Il est l’incarnation d’une certaine Amérique ,loin des clichés de l’underground new-yorkais et loin du revival hippie post 68. Il représente l’amérique profonde, celle des grandes plaines, des chevaux, des motels, des bouteilles de bourbon planquées dans des sacs en papier, celle des liquor-stores et des voies ferrées bref une certaine Amérique que Edward Hooper a souvent dépeinte.

Costume noir fripé, chapeau cabossé, des cheveux n’ayant rarement ou jamais rencontré un peigne, le débraillé est est lui-même, une forme d’art,un véritable style, une attitude. Si son style est si peu conventionnel, sa voix quant à elle, est réellement unique et ne ressemble a rien de connu. Le tabac et l’alcool lui apportant années après années cette tonalité rocailleuse et totalement à part.

Tom waits fut souvent à ses débuts (1973) comparé a Springsteen , autre représentant de cette Amerique-là. Mais la comparaison s’arrête là. Leur conception et l’élaboration de leur musique étant totalement opposées ; Fan de bluesman comme Leadbelly ou Muddy Waters véritables pères spirituels pour lui, Tom Waits n’empruntera jamais la moindre voie commerciale pour préférer des chemins plus tordus ,plus sinueux, certes plus risqués mais tellement plus enrichissants

Artiste complet il est non seulement, un auteur compositeur de talent mais également un comédien savoureux à qui l’on a pratiquement toujours demandé au cinéma de n’être finalement que ... lui-même.

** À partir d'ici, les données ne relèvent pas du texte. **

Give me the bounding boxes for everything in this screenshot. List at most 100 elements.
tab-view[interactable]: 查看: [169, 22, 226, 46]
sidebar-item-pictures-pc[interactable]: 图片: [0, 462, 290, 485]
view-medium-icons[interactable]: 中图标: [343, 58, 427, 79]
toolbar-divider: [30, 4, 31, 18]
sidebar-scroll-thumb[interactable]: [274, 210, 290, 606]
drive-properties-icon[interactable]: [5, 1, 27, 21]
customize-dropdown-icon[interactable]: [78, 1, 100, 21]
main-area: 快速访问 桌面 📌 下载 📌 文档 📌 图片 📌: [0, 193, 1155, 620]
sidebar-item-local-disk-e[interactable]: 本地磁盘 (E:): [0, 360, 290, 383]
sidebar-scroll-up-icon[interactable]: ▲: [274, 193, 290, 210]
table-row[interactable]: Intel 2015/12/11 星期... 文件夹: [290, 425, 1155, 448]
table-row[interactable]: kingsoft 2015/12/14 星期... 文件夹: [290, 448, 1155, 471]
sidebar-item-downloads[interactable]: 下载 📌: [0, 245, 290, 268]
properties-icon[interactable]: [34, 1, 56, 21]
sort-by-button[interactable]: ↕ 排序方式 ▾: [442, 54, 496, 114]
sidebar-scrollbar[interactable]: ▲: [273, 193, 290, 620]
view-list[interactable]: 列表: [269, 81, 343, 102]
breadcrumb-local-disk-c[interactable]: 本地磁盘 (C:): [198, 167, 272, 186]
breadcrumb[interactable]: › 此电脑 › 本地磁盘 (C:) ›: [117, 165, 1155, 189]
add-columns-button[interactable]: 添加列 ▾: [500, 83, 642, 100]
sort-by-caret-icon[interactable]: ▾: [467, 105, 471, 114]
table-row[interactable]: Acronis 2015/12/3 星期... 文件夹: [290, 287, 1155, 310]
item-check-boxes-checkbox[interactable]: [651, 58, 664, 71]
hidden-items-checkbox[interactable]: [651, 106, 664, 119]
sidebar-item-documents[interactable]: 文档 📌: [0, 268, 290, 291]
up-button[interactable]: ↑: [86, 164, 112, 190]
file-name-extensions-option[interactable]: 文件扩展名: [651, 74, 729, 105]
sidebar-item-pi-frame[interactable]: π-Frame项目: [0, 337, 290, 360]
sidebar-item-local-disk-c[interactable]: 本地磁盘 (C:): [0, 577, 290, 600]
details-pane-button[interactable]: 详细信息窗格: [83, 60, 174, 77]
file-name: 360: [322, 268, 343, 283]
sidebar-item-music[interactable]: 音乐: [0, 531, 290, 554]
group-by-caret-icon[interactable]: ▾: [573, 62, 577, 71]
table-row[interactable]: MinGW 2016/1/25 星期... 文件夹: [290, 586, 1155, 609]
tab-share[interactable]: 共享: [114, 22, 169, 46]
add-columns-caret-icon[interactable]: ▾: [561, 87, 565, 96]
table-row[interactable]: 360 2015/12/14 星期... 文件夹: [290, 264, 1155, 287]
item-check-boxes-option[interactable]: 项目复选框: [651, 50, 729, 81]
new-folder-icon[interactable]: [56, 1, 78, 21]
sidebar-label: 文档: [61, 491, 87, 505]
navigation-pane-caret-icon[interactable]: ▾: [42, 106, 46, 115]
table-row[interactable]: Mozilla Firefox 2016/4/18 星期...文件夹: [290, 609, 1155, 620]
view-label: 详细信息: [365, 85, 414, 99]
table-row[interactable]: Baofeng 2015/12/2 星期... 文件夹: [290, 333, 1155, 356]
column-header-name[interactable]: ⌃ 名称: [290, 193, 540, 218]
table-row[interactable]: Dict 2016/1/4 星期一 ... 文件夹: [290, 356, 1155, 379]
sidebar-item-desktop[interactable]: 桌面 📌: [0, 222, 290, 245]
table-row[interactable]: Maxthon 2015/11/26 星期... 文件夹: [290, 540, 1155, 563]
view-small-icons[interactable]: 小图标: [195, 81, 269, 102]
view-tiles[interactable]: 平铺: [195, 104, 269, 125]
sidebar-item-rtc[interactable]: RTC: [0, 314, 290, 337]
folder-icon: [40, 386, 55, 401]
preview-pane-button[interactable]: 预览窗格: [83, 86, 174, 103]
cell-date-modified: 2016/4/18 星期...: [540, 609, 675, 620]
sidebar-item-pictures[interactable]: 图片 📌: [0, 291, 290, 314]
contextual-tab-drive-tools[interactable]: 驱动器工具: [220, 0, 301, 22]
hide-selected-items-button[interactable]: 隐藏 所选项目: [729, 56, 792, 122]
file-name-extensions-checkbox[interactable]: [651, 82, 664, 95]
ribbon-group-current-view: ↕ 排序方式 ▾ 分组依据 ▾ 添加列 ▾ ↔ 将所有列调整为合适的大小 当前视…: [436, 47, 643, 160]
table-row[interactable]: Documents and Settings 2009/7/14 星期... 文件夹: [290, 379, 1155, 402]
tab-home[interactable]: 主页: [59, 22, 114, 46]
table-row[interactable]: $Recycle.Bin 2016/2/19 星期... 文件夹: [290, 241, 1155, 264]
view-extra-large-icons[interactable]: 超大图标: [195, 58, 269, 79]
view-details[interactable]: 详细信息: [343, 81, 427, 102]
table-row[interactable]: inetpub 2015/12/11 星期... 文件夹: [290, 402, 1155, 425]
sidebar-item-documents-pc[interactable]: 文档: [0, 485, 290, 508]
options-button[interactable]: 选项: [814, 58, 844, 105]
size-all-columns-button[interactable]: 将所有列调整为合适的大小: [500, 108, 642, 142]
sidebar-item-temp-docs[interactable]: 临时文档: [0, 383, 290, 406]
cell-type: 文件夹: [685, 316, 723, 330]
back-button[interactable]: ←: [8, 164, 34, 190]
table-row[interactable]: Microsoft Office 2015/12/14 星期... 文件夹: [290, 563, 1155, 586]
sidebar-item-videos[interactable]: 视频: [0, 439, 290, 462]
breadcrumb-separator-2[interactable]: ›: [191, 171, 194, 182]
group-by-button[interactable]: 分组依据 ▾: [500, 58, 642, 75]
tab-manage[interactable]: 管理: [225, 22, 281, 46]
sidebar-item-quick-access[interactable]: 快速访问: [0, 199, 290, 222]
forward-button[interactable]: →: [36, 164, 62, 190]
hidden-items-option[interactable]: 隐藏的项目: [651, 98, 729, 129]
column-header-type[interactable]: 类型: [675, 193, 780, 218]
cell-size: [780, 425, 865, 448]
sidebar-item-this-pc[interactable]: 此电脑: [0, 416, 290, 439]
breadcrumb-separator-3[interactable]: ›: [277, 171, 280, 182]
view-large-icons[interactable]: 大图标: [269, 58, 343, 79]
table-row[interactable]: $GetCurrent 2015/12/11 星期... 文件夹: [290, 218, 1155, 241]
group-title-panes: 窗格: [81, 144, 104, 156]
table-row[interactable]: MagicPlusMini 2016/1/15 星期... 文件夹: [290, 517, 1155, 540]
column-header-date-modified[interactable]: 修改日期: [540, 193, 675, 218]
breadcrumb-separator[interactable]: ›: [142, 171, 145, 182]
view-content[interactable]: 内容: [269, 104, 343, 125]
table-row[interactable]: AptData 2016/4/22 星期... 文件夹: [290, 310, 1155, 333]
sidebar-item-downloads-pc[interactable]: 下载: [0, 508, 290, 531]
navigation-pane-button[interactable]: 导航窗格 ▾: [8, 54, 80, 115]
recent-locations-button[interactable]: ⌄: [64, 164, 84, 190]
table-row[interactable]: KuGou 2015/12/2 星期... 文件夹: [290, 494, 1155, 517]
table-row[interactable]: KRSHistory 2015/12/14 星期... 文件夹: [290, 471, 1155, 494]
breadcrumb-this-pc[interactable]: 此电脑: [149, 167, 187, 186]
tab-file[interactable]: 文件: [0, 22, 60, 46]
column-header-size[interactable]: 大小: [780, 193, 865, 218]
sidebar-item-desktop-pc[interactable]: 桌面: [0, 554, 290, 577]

Tenancier de bar chez Coppola (Rusty James),clochard trash chez Altman (Shorts cuts) barman encore chez Coppola (cotton club) mais ses deux rôles marquants lui seront offerts par Robert Franck (candy mountain) et par Jim Jarmush (Down by law), dans ce dernier il se révélera irrésistible de drôlerie nonchalante aupres de Roberto Begnini et d’un autre musicien-acteur John Lurie, leader des Lounge Lizards.

Cette collaboration le conduira a écrire quelques années plus tard la musique du nouveau film de Jarmush ‘ Night on earth’, Coppola lui ayant plusieurs années auparavant demandé d’écrire la musique de Coup de cœur -film maudit- du génial réalisateur d’Apocalypse now. Musicalement Tom waits demeure un artiste qui aura toujours su conserver une indépendance vis-à-vis des maisons de disques et qui mène sa carrière au gré du vent ,capable d’offrir des albums somptueux Blue valentine (1978) Heart-attack vine (1980) ou encore swordfishtrombones (1983) rain dogs (1985) ou bone machine (1988.

Son point fort étant d’avoir réussi à échapper à cette image pourtant répandue du chanteur alcoolo largué et d’avoir pu mettre en avant ses textes et sa poésie.

Des collaborations avec Rickie Lee jones -ex-petite amie des années 74-75 ou Waits devient résident permanent du légendaire Tropicana club, un hotel mythique de Los Angeles version californienne du célèbre Chelsea hotel new yorkais- à celles avec William Burroughs et Bob wilson (the black rider -1980) ou Keith Richards, il a toujours su rebondir et à l’image d’un Johnny Cash ou d’un Dylan, il est en route pour faire partie du patrimoine culturel américain.

De sa vie privée, on se contentera de savoir qu’il vit depuis 1983 avec Kathleen Brennan, sa muse et inspiratrice, celle qui certainement lui a permis de rester en vie après l’époque des excès en tous genres.

Retiré aujourd’hui du côté de Santa Rosa, un no man’s land californien, il nous revient de temps à autre avec des albums plus ou moins réussis mais avec une constante et totale authenticité.

Le culte grandissant autour de lui et de son œuvre, semble glisser sur lui et ne pas l’atteindre.

Tom Waits avec sa dégaine de clodo lunaire, reste un immense artiste, l’un des rares dont on dépose le disque tard, très tard dans la nuit, pour soi, pour la femme qu’on aime ou pour les amis qui sont restés.

Et à l’écoute de cette voix unique, on se laisse emporter, on se laisse bercer et la nuit qui nous engloutit prend des teintes bleutées.